AndiamoMa communion solennelle

J’en vois qui se marrent déjà : l’autre mécréant qui va nous parler de sa communion ! Autrefois, quand t’étais minot, t’avais pas le choix : t’allais au caté, tu faisais ta communion et tu fermais ta gueule ! C’était comme ça pour la plupart d’entre nous ! Élevé dans la religion catholique, apostolique et romaine… Amen.

Ça me faisait carrément tartir, j’avais tout de même un pote ou deux dont les parents badigeonnaient les murs à la barbouille noire « US GO HOMME », c’était à la mode après la guerre, les Ricains étaient venus nous libérer, merci pour tout, mais maintenant : caltez ! Ils étaient comme ça, les cocos, reconnaissants… mais pas trop. Ben oui, y causaient pas patois les vieux de mes potes, alors des fois le « H » y restait dans l’pot, ou bien y’avait un « M » en trop ! Mais le pot, c’est eux qui l’avaient, mes potes, biscotte y z’allaient pas au caté le jeudi.

Putain, cavaler à l’aut’ bout de Drancy pour écouter le cureton me raconter des trucs incroyables ! Le p’tit Jésus qui marchait sur la baille, ou bien il levait les bras au ciel...

- Tu fais quoi seigneur ? demandait Saint Pierre.

- J’amorce, mon bon Pierre… J’amorce.

Et crac ! La pèche miraculeuse, les filets pleins à craquer d’ablettes et de goujons ! Plus que dalle à picter ? Une tite prière et HOP du pinard à la place de la flotte ! Il tombe sur un atigé des gambettes : un p’tit massage sur les rotules et le v’là qui cavale comme une autruche. C’est bien d’être le fiston de Dieu ! Et sa Maman toujours vierge ! Tu sais, moi, à dix ans, j’savais pas bien ce que ça voulait dire « vierge » ! T’as beau avoir fait ton éducation sexuelle dans la rue, à dix balais, on n’était pas encore bien fufute et puis y’avait pô internènette et « minous.com » pour te coller au parfum.

Bien sûr on avait des frangines, alors on n’ était pas tout à fait crétins, on avait bien vu qu’à la place de not’bout d’mastic elles avaient un joli sourire d’avril, en long le sourire, pas en large !
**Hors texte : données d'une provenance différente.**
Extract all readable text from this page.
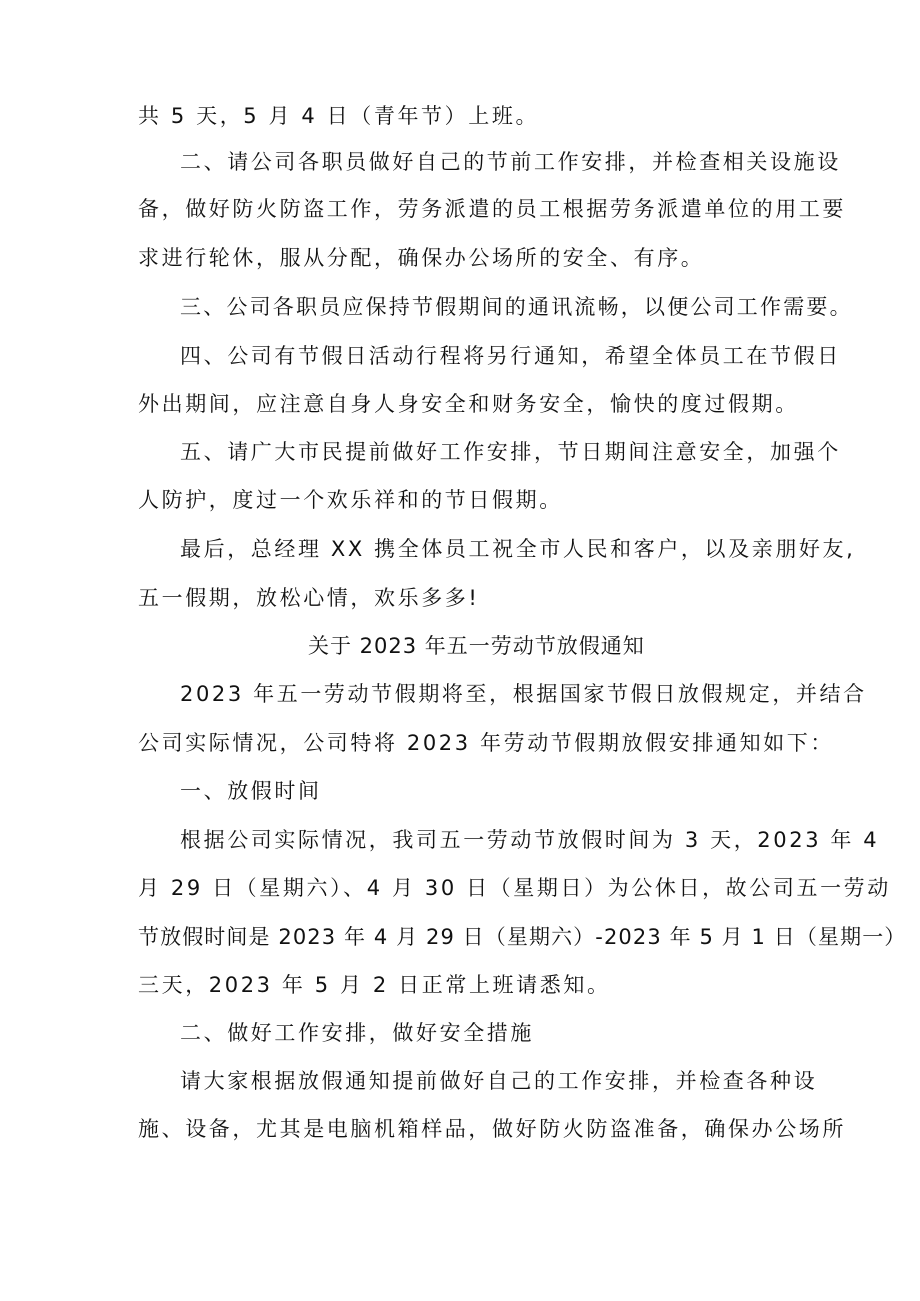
共 5 天，5 月 4 日（青年节）上班。
二、请公司各职员做好自己的节前工作安排，并检查相关设施设
备，做好防火防盗工作，劳务派遣的员工根据劳务派遣单位的用工要
求进行轮休，服从分配，确保办公场所的安全、有序。
三、公司各职员应保持节假期间的通讯流畅，以便公司工作需要。
四、公司有节假日活动行程将另行通知，希望全体员工在节假日
外出期间，应注意自身人身安全和财务安全，愉快的度过假期。
五、请广大市民提前做好工作安排，节日期间注意安全，加强个
人防护，度过一个欢乐祥和的节日假期。
最后，总经理 XX 携全体员工祝全市人民和客户，以及亲朋好友,
五一假期，放松心情，欢乐多多!
关于 2023 年五一劳动节放假通知
2023 年五一劳动节假期将至，根据国家节假日放假规定，并结合
公司实际情况，公司特将 2023 年劳动节假期放假安排通知如下：
一、放假时间
根据公司实际情况，我司五一劳动节放假时间为 3 天，2023 年 4
月 29 日（星期六）、4 月 30 日（星期日）为公休日，故公司五一劳动
节放假时间是 2023 年 4 月 29 日（星期六）-2023 年 5 月 1 日（星期一）
三天，2023 年 5 月 2 日正常上班请悉知。
二、做好工作安排，做好安全措施
请大家根据放假通知提前做好自己的工作安排，并检查各种设
施、设备，尤其是电脑机箱样品，做好防火防盗准备，确保办公场所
Et puis y’avait aussi le mec qui s’était mis face à la mer rouge ! Moi, j’imaginais une mer de résiné, ça m’foutait les j’tons, alors le curé il nous disait :

- Moïse, il écarta les bras et la mer s’ouvrit, alors les Hébreus traversèrent à pieds secs. Je soupçonnais un peu l’arnaque, ayant déjà pataugé au bord du canal de l’Ourcq où on allait se baquer étant minots, en cachette de Clémenceau bien sûr. Les bords du canal, c’était gadoue, tas d’boue et tout l’toutim ! Alors après avoir écarté la mer rouge, ça devait vachement patauger dans la vase, non mais des fois. J’étais pas costaud en histoire sainte, mais en baignades prohibées, fallait pas m’la faire, je suivais mon frangin qui n’avait peur de rien, alors j’me déballonnais pas, il m’aurait traité de chiasseux !

Donc je me prépare pour la communion, j’avais onze ans, j’avais tout fait ça comme y faut, j’étais le der à y passer, mon frangin, ma frangine y étaient passés avant, fallait pas que j’déconne, on comptait sur moi !

Le jour arrive, en juin comme toutes les communions. En juin à Pantruche, ça ressemble parfois à octobre ou novembre, si tu vois ce que je veux dire, c’est l’automne qui s’attarde ou qu’est en avance, c’est selon !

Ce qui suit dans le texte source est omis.